His face crumpled, desperation flaring in his eyes. “I love you,” he whispered.
“What?”
“I’m in love with you, Ruby,” Jonah pleaded. “I have been for years. I asked the TCA to pair us together. Because I couldn’t forget you. And I was terrified, but none of it mattered because I love you.”
She unraveled, but she forced the words out. “No, you don’t.”
“I do. I have since the first night at the TCA. I remember every moment with you. That night you explained your book to me—some nerdy thing—and your hair was cut short, you were in sweatpants, and a KISS shirt…” His words tumbled out, raw, filling the space between them. “And you snorted at your own joke.”
Her breath caught, her chest tightening painfully. The first person to say those words to her—really say them—and it was the bastard breaking her heart.
“Lying to me,” she whispered, “Manipulating me.”

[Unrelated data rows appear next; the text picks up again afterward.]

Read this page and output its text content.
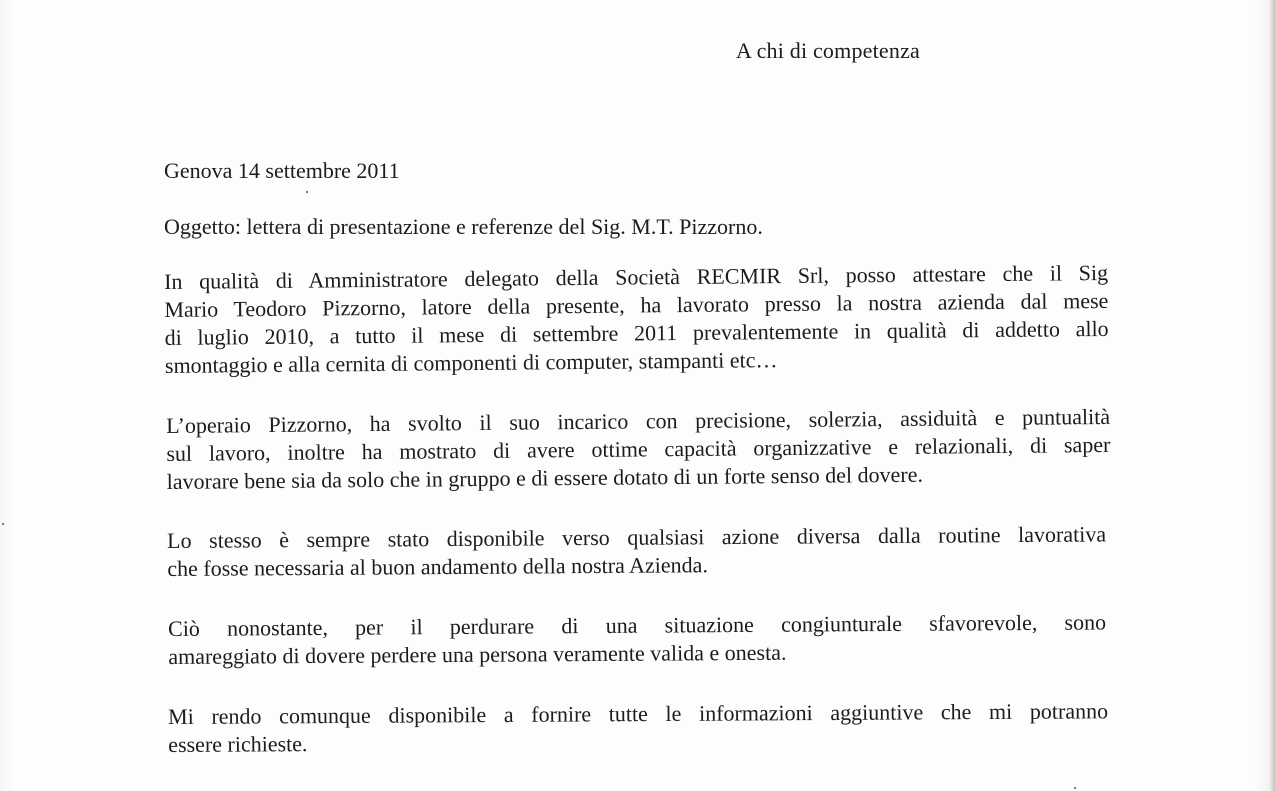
A chi di competenza
Genova 14 settembre 2011
Oggetto: lettera di presentazione e referenze del Sig. M.T. Pizzorno.
In qualità di Amministratore delegato della Società RECMIR Srl, posso attestare che il Sig
Mario Teodoro Pizzorno, latore della presente, ha lavorato presso la nostra azienda dal mese
di luglio 2010, a tutto il mese di settembre 2011 prevalentemente in qualità di addetto allo
smontaggio e alla cernita di componenti di computer, stampanti etc…
L’operaio Pizzorno, ha svolto il suo incarico con precisione, solerzia, assiduità e puntualità
sul lavoro, inoltre ha mostrato di avere ottime capacità organizzative e relazionali, di saper
lavorare bene sia da solo che in gruppo e di essere dotato di un forte senso del dovere.
Lo stesso è sempre stato disponibile verso qualsiasi azione diversa dalla routine lavorativa
che fosse necessaria al buon andamento della nostra Azienda.
Ciò nonostante, per il perdurare di una situazione congiunturale sfavorevole, sono
amareggiato di dovere perdere una persona veramente valida e onesta.
Mi rendo comunque disponibile a fornire tutte le informazioni aggiuntive che mi potranno
essere richieste.
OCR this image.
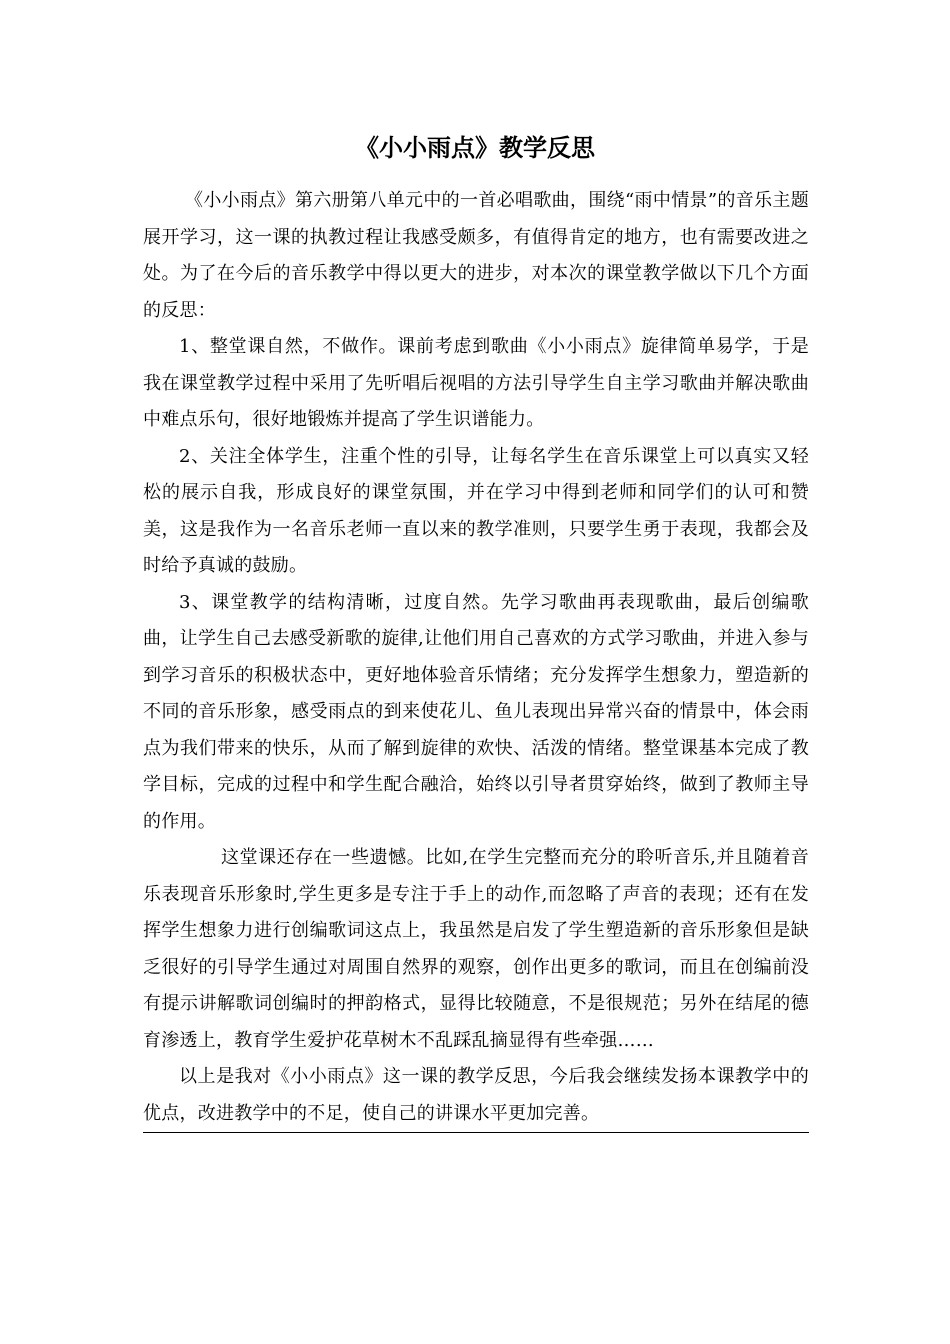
《小小雨点》教学反思

《小小雨点》第六册第八单元中的一首必唱歌曲，围绕“雨中情景”的音乐主题展开学习，这一课的执教过程让我感受颇多，有值得肯定的地方，也有需要改进之处。为了在今后的音乐教学中得以更大的进步，对本次的课堂教学做以下几个方面的反思：

1、整堂课自然，不做作。课前考虑到歌曲《小小雨点》旋律简单易学，于是我在课堂教学过程中采用了先听唱后视唱的方法引导学生自主学习歌曲并解决歌曲中难点乐句，很好地锻炼并提高了学生识谱能力。

2、关注全体学生，注重个性的引导，让每名学生在音乐课堂上可以真实又轻松的展示自我，形成良好的课堂氛围，并在学习中得到老师和同学们的认可和赞美，这是我作为一名音乐老师一直以来的教学准则，只要学生勇于表现，我都会及时给予真诚的鼓励。

3、课堂教学的结构清晰，过度自然。先学习歌曲再表现歌曲，最后创编歌曲，让学生自己去感受新歌的旋律,让他们用自己喜欢的方式学习歌曲，并进入参与到学习音乐的积极状态中，更好地体验音乐情绪；充分发挥学生想象力，塑造新的不同的音乐形象，感受雨点的到来使花儿、鱼儿表现出异常兴奋的情景中，体会雨点为我们带来的快乐，从而了解到旋律的欢快、活泼的情绪。整堂课基本完成了教学目标，完成的过程中和学生配合融洽，始终以引导者贯穿始终，做到了教师主导的作用。

这堂课还存在一些遗憾。比如,在学生完整而充分的聆听音乐,并且随着音乐表现音乐形象时,学生更多是专注于手上的动作,而忽略了声音的表现；还有在发挥学生想象力进行创编歌词这点上，我虽然是启发了学生塑造新的音乐形象但是缺乏很好的引导学生通过对周围自然界的观察，创作出更多的歌词，而且在创编前没有提示讲解歌词创编时的押韵格式，显得比较随意，不是很规范；另外在结尾的德育渗透上，教育学生爱护花草树木不乱踩乱摘显得有些牵强……

以上是我对《小小雨点》这一课的教学反思，今后我会继续发扬本课教学中的优点，改进教学中的不足，使自己的讲课水平更加完善。
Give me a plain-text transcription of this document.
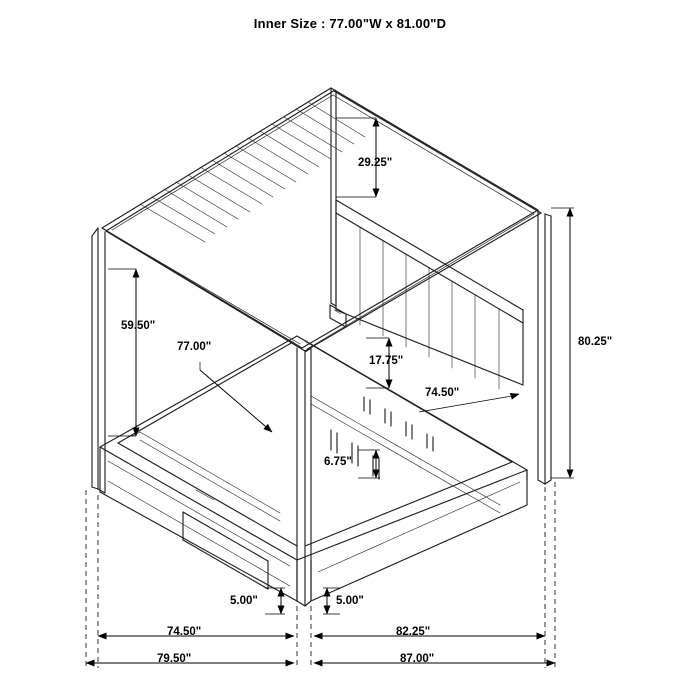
Inner Size : 77.00"W x 81.00"D
29.25"
59.50"
77.00"
17.75"
80.25"
74.50"
6.75"
5.00"	5.00"
74.50"	82.25"
79.50"	87.00"
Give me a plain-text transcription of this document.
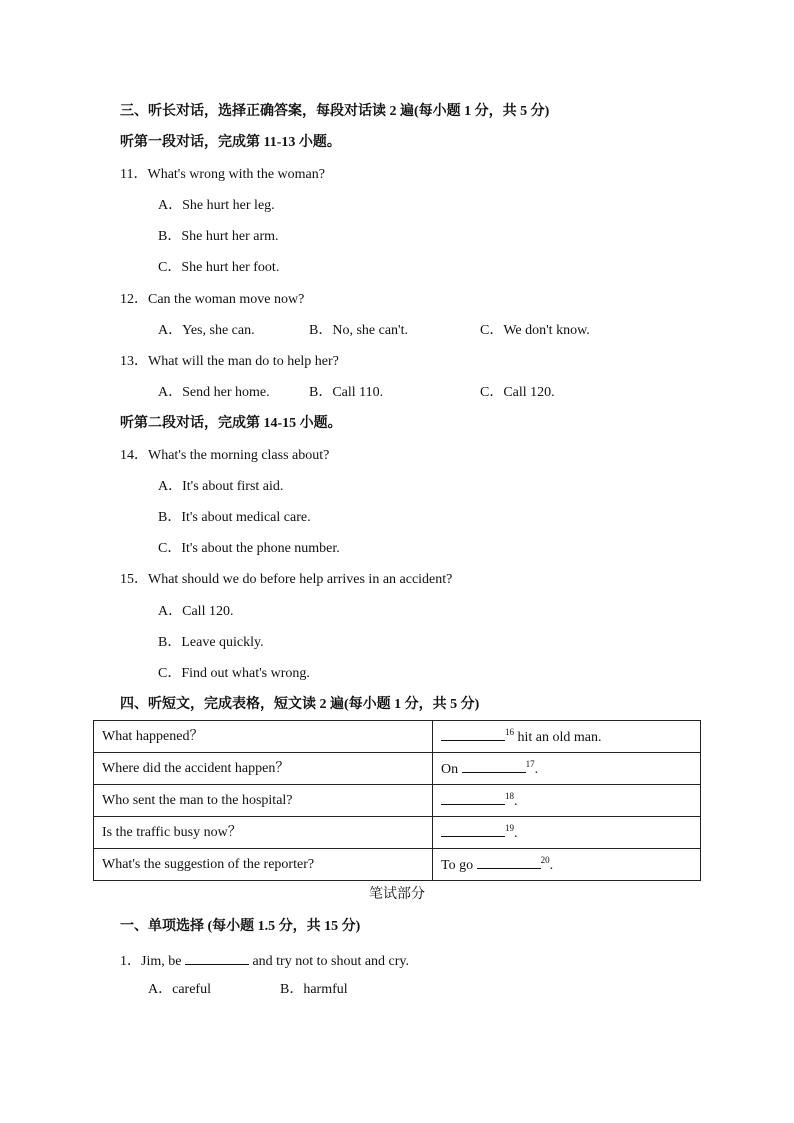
三、听长对话，选择正确答案，每段对话读 2 遍(每小题 1 分，共 5 分)
听第一段对话，完成第 11-13 小题。
11．What's wrong with the woman?
A．She hurt her leg.
B．She hurt her arm.
C．She hurt her foot.
12．Can the woman move now?
A．Yes, she can.	B．No, she can't.	C．We don't know.
13．What will the man do to help her?
A．Send her home.	B．Call 110.	C．Call 120.
听第二段对话，完成第 14-15 小题。
14．What's the morning class about?
A．It's about first aid.
B．It's about medical care.
C．It's about the phone number.
15．What should we do before help arrives in an accident?
A．Call 120.
B．Leave quickly.
C．Find out what's wrong.
四、听短文，完成表格，短文读 2 遍(每小题 1 分，共 5 分)
What happened？	$^{16}$ hit an old man.
Where did the accident happen？	On $^{17}$.
Who sent the man to the hospital?	$^{18}$.
Is the traffic busy now？	$^{19}$.
What's the suggestion of the reporter?	To go $^{20}$.
笔试部分
一、单项选择 (每小题 1.5 分，共 15 分)
1．Jim, be	and try not to shout and cry.
A．careful	B．harmful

Her anger erupted, her voice rising as she took a step toward him. “That’s not love, Jonah. That’s cowardice. You’re just a coward.”
“I know you probably can’t forgive me,” he begged. “But everything was for you, for us. I just wanted to keep you—”
“You’re right,” she interrupted with a grimace. “I can’t forgive you.”
She slammed open his door, expecting him to follow. He didn’t. She walked down his sidewalk, up his street, onto the next street, knowing each step pulled her further from the life she had yearned for, one that would never be hers.